Until they do, negative health outcomes will continue. It's not just a matter of harming the physical body, either. Last year, researchers found ties between air quality and mental health. The study found that worsening air quality tends to negatively affect populations experiencing depression and other mental illness — particularly in young people, who see a quadrupled risk of depression when exposed to poor air quality. Living in a place with an elevated rate of air pollution was found to lead to as much as a 10 percent increase in the likelihood of experiencing depression, and also was tied to higher rates of suicide among those dealing with mental illness.

This is bad news for people globally, but it's proven particularly problematic in the United States, where air quality has been on the decline since the start of the Trump administration. Increased rates of forest fires as well as the continued burning of fossil fuels — enabled by Trump, who has loosened environmental protections to allow corporations to pollute more — has led to the country's first downturn in air quality in over a decade. The people hurt most by this increase in air pollution are the country's most vulnerable populations. A study published last year found that low-income counties, particularly those with a predominately black population, were often the ones most affected by declining air quality. And even if these communities were to push companies to clean up their act, they may not be entirely safe. Research published earlier this year found that air pollution from neighboring states often drifts into communities, exposing them to pollution that they have no hand in creating and have no real power to stop or regulate. In both cases of local and drifting pollution, the decline in air quality was found to be tied to premature deaths.

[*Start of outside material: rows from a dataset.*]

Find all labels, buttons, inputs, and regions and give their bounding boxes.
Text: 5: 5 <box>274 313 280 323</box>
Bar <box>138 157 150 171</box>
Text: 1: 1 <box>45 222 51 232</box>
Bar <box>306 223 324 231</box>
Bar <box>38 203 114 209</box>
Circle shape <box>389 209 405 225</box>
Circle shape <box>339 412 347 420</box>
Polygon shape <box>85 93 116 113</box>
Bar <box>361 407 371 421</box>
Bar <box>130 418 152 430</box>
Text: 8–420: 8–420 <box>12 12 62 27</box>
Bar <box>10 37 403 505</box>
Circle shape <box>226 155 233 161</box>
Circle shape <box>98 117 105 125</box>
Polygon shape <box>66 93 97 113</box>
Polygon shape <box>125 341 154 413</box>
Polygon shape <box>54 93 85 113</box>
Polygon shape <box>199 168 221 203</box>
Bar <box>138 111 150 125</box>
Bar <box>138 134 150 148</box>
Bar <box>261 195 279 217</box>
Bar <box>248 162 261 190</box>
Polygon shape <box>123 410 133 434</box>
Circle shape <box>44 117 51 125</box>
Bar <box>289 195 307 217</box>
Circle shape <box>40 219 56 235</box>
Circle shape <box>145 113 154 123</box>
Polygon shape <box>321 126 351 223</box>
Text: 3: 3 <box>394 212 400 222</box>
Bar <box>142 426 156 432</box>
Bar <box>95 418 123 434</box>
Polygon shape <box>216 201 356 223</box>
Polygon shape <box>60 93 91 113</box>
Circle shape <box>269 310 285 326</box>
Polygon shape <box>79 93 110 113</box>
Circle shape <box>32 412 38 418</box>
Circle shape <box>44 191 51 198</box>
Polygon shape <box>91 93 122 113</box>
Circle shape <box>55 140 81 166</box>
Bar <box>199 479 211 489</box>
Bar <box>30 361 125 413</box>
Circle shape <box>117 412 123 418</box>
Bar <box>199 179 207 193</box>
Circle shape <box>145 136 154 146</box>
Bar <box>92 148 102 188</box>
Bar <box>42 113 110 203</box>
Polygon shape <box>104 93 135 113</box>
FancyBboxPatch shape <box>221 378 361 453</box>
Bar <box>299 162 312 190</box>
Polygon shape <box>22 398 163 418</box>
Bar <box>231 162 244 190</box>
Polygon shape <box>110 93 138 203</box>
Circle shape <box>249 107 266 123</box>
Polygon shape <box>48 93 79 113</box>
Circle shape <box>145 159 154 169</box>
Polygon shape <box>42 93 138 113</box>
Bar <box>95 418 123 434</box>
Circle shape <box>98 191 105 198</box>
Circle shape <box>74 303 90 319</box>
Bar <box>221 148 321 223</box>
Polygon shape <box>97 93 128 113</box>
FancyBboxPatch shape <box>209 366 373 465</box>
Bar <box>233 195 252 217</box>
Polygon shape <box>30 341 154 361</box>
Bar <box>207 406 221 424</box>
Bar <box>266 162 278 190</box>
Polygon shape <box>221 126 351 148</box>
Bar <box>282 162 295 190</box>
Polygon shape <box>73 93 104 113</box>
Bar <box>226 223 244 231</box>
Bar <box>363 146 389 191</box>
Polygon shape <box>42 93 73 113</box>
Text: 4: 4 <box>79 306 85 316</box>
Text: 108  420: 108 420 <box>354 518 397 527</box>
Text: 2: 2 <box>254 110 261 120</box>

Air pollution is an international problem — particularly when it comes to the toxic junk pushed into the atmosphere by burning fossil fuels. Cutting down on our reliance on these dirty-burning fuel sources wouldn't just have the short-term effect of clearing the air and improving health outcomes for millions of people, it is also essential to the long-term viability of the planet as we fight to limit the effects of climate change. It might be time to start treating fossil fuel burning companies the same way that we treated tobacco companies during the peak of the smoking epidemic. They are the ones metaphorically lighting the cigarettes, but it's our bodies and planet that is getting hurt.